Religion und Vernunft

Vielleicht erschließt sich der Zusammenhang der "sittlichen Haltung" und der Wahrheit als religiöser Wahrheit, also der personale Charakter der Wahrheitserkenntnis und des Denkens, aus der Überlegung heraus besser, daß es Vernunft nur geben kann, wenn der Mensch bereit ist, wirklich in das Wesen der Welt, der Dinge einzusteigen. Er muß die Welt "nachfühlen", um sie zu erkennen. Und DANN erst kann er eine Vernünftigkeit von Religion erfahren - wenn er daraus ein Streben der Welt über sich hinaus, nach Sinn erfährt und sieht. Sieht.

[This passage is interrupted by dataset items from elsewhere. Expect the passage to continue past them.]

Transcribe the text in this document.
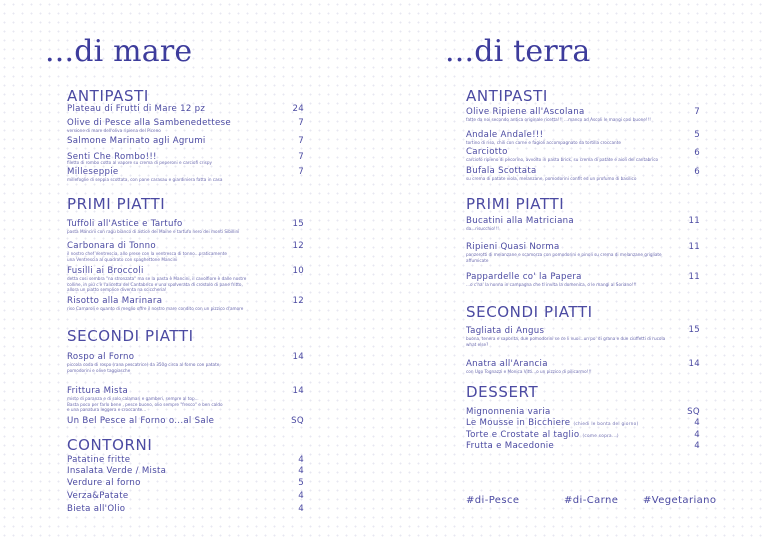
...di mare
ANTIPASTI
Plateau di Frutti di Mare 12 pz	24
Olive di Pesce alla Sambenedettese	7
versione di mare dell'oliva ripiena del Piceno
Salmone Marinato agli Agrumi	7
Senti Che Rombo!!!	7
filetto di rombo cotto al vapore su crema di peperoni e carciofi crispy
Milleseppie	7
millefoglie di seppia scottata, con pane carasau e giardiniera fatta in casa
PRIMI PIATTI
Tuffoli all'Astice e Tartufo	15
pasta Mancini con ragù bianco di astice dei Maine e tartufo nero dei monti Sibillini
Carbonara di Tonno	12
il nostro chef Ventrescia, allo prese con la ventresca di tonno...praticamente
una Ventrescia al quadrato con spaghettone Mancini
Fusilli ai Broccoli	10
detta cosi sembra "na stronzata" ma se la pasta è Mancini, il cavolfiore è dalle nostre
colline, in più c'è l'alicetta del Cantabrico e una spolverata di crostolo di pane fritto,
allora un piatto semplice diventa na sciccheria!
Risotto alla Marinara	12
riso Carnaroli e quanto di meglio offre il nostro mare condito con un pizzico d'amore
SECONDI PIATTI
Rospo al Forno	14
piccola coda di rospo (rana pescatrice) da 350g circa al forno con patate,
pomodorini e olive taggiasche
Frittura Mista	14
misto di paranza e di solo calamari e gamberi, sempre al top...
Basta poco per farlo bene , pesce buono, olio sempre "fresco" e ben caldo
e una panatura leggera e croccante...
Un Bel Pesce al Forno o...al Sale	SQ
CONTORNI
Patatine fritte	4
Insalata Verde / Mista	4
Verdure al forno	5
Verza&Patate	4
Bieta all'Olio	4
...di terra
ANTIPASTI
Olive Ripiene all'Ascolana	7
fatte da noi secondo antica originale ricetta!!! ...manco ad Ascoli le mangi così buone!!!
Andale Andale!!!	5
tortino di riso, chili con carne e fagioli accompagnato da tortilla croccante
Carciotto	6
carciofo ripieno di pecorino, avvolto in pasta brick, su crema di patate e aioli del cantabrico
Bufala Scottata	6
su crema di patate viola, melanzane, pomodorini confit ed un profumo di basilico
PRIMI PIATTI
Bucatini alla Matriciana	11
da...risucchio!!!
Ripieni Quasi Norma	11
panzerotti di melanzane e scamorza con pomodorini e pinoli su crema di melanzane grigliate
affumicate
Pappardelle co' la Papera	11
...o c'ha' la nonna in campagna che ti invita la domenica, o le mangi al Soriano!!!
SECONDI PIATTI
Tagliata di Angus	15
buona, tenera e saporita, due pomodorini se ce li vuoi...un po' di grana e due ciuffetti di rucola
what else?
Anatra all'Arancia	14
con Ugo Tognazzi e Monica Vitti...o un pizzico di pilicarmo!!!
DESSERT
Mignonnenia varia	SQ
Le Mousse in Bicchiere (chiedi le bonta del giorno)	4
Torte e Crostate al taglio (come sopra...)	4
Frutta e Macedonie	4
#di-Pesce	#di-Carne #Vegetariano
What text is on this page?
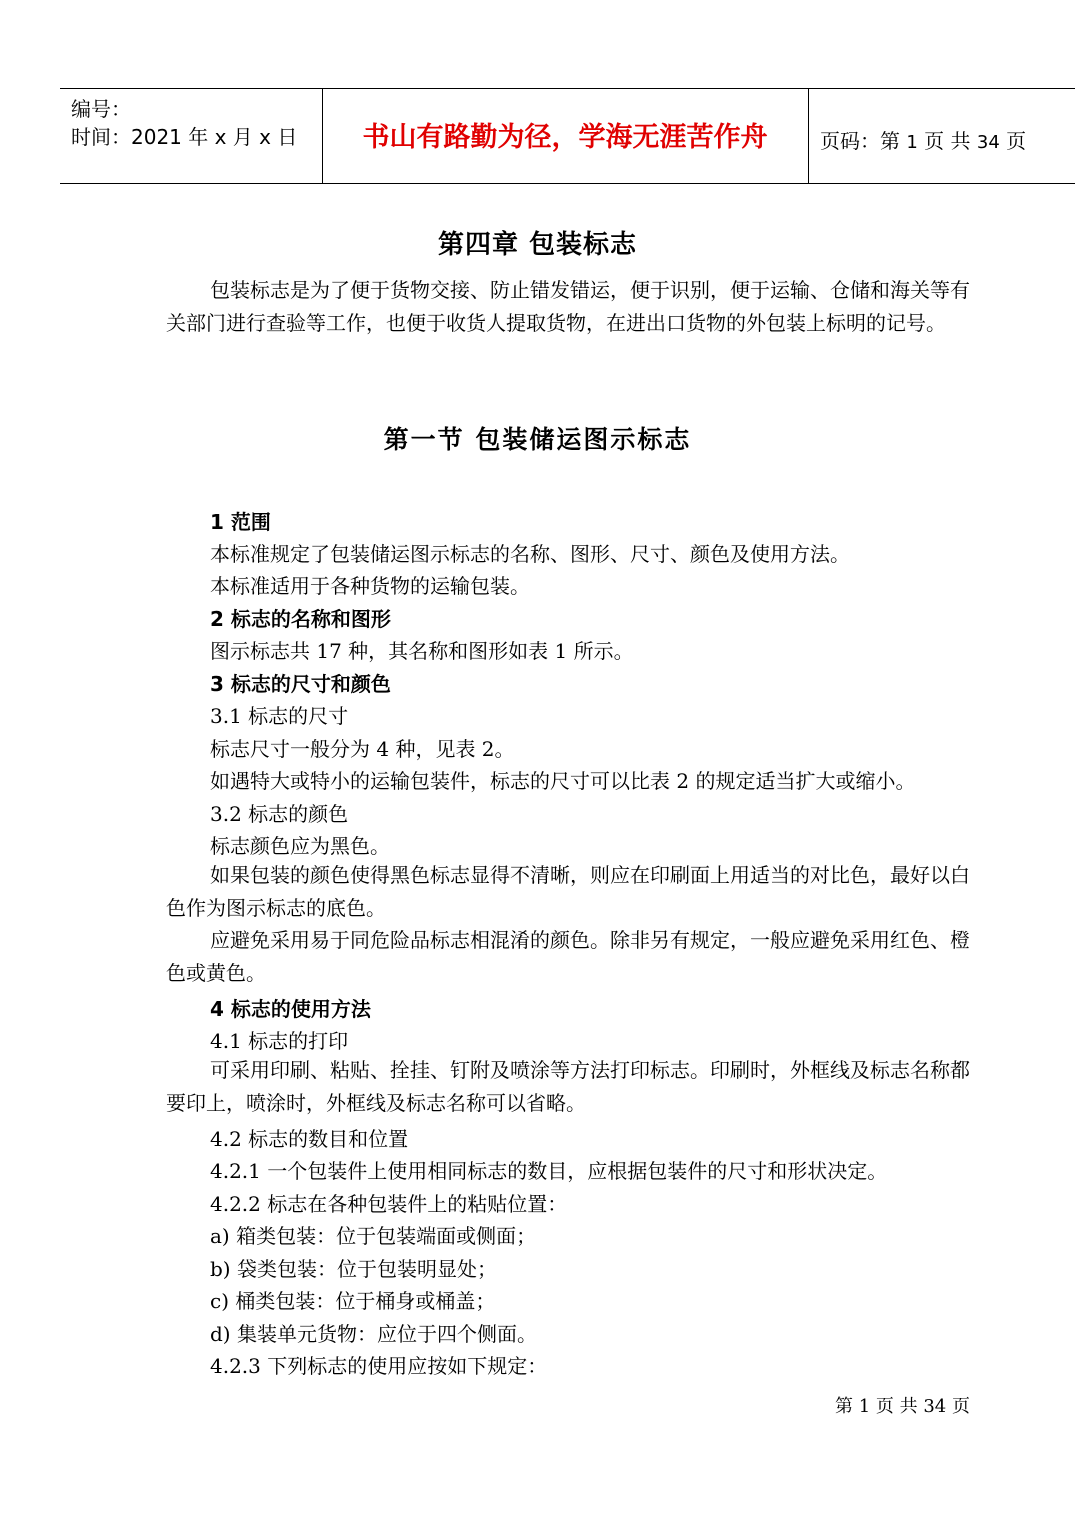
编号：
时间：2021 年 x 月 x 日	书山有路勤为径，学海无涯苦作舟	页码：第 1 页 共 34 页
第四章 包装标志

包装标志是为了便于货物交接、防止错发错运，便于识别，便于运输、仓储和海关等有关部门进行查验等工作，也便于收货人提取货物，在进出口货物的外包装上标明的记号。

第一节 包装储运图示标志
1 范围
本标准规定了包装储运图示标志的名称、图形、尺寸、颜色及使用方法。
本标准适用于各种货物的运输包装。
2 标志的名称和图形
图示标志共 17 种，其名称和图形如表 1 所示。
3 标志的尺寸和颜色
3.1 标志的尺寸
标志尺寸一般分为 4 种，见表 2。
如遇特大或特小的运输包装件，标志的尺寸可以比表 2 的规定适当扩大或缩小。
3.2 标志的颜色
标志颜色应为黑色。

如果包装的颜色使得黑色标志显得不清晰，则应在印刷面上用适当的对比色，最好以白色作为图示标志的底色。

应避免采用易于同危险品标志相混淆的颜色。除非另有规定，一般应避免采用红色、橙色或黄色。

4 标志的使用方法
4.1 标志的打印

可采用印刷、粘贴、拴挂、钉附及喷涂等方法打印标志。印刷时，外框线及标志名称都要印上，喷涂时，外框线及标志名称可以省略。

4.2 标志的数目和位置
4.2.1 一个包装件上使用相同标志的数目，应根据包装件的尺寸和形状决定。
4.2.2 标志在各种包装件上的粘贴位置：
a) 箱类包装：位于包装端面或侧面；
b) 袋类包装：位于包装明显处；
c) 桶类包装：位于桶身或桶盖；
d) 集装单元货物：应位于四个侧面。
4.2.3 下列标志的使用应按如下规定：
第 1 页 共 34 页
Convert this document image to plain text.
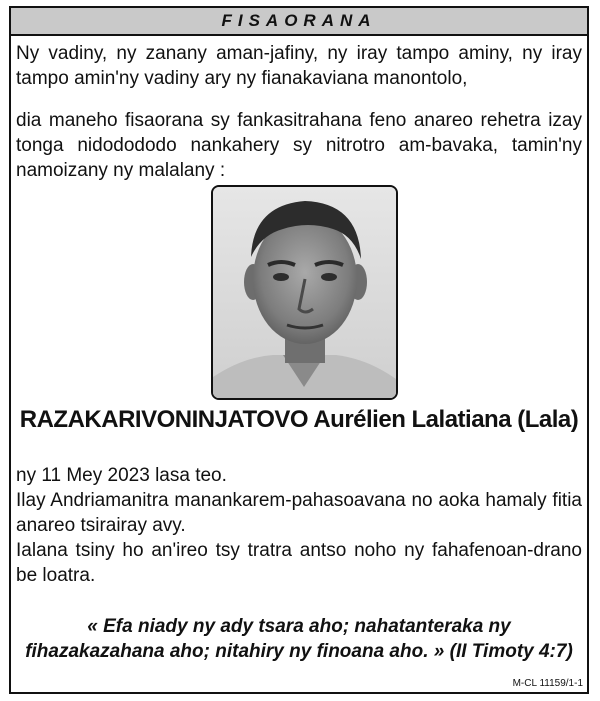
FISAORANA
Ny vadiny, ny zanany aman-jafiny, ny iray tampo aminy, ny iray tampo amin'ny vadiny ary ny fianakaviana manontolo,
dia maneho fisaorana sy fankasitrahana feno anareo rehetra izay tonga nidodododo nankahery sy nitrotro am-bavaka, tamin'ny namoizany ny malalany :
RAZAKARIVONINJATOVO Aurélien Lalatiana (Lala)
ny 11 Mey 2023 lasa teo.
Ilay Andriamanitra manankarem-pahasoavana no aoka hamaly fitia anareo tsirairay avy.
Ialana tsiny ho an'ireo tsy tratra antso noho ny fahafenoan-drano be loatra.
« Efa niady ny ady tsara aho; nahatanteraka ny fihazakazahana aho; nitahiry ny finoana aho. » (II Timoty 4:7)
M-CL 11159/1-1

Deshalb hat Religiosität direkt mit entwickelter, gesunder Empfindungsfähigkeit zu tun. Denn natürlich kann sich die Existenz Gottes nur aus dem Erfahren der Welt "aufdrängen". Als Gewißheit, die sich aus dem Sehen der Welt ergibt. Glaube braucht also zuerst: sehen, was ist. Blinder Fideismus kann kein Glaube sein, er ist Ideologie, und das heißt genau ein Halten über der sinnlichen Wahrnehmung, ein Nicht-Zulassen jener.

Religiosität ist gleichzeitig und damit eben genau auch nicht dumpfes "Empfinden", das keine Vernunft verträgt. Das Angst hat vor dem Verstand. Damit würde sie irreal sein, damit würde Gott kein "Element" der Wirklichkeit, der Geschichtlichkeit sein. Was hätte so ein Gott für einen Sinn? Was wäre das für ein Gott?

Glaube, Religion hätte keinen Sinn, wenn sie nicht diesen Anspruch auf "Wahrheit über die Welt" besäße, auf Aussage über Wirklichkeit. Sie wäre bloßes Konstrukt, Ideologie, Weltanschauung, was auch immer man dafür an Bezeichnungen haben kann. Religion muß wirklichkeitstauglich sein, sonst ist sie lächerlich. Das ist ihr Mindestanspruch.

Wer also gestörte Empfindungsfähigkeit hat, hat auch gestörte Gewissensbildung - als Gewißheit über die Welt. Damit über das, worüber Verstand, Vernunft, Sprache überhaupt erst spricht. Und sei es: als Frage, die aufsteht, indem man den Dingen und Lebewesen zusieht. Genau zusieht. Sieht, daß sie auf etwas abzielen. Daß es der Sinn ist, der die Dinge konstituiert, nicht irgendein mechanisches Geschehen. Hier hinkt die Philosophie der Öffentlichkeit noch gewaltig hinter den Erkenntnissen der Quantenphysik hinterher, übrigens.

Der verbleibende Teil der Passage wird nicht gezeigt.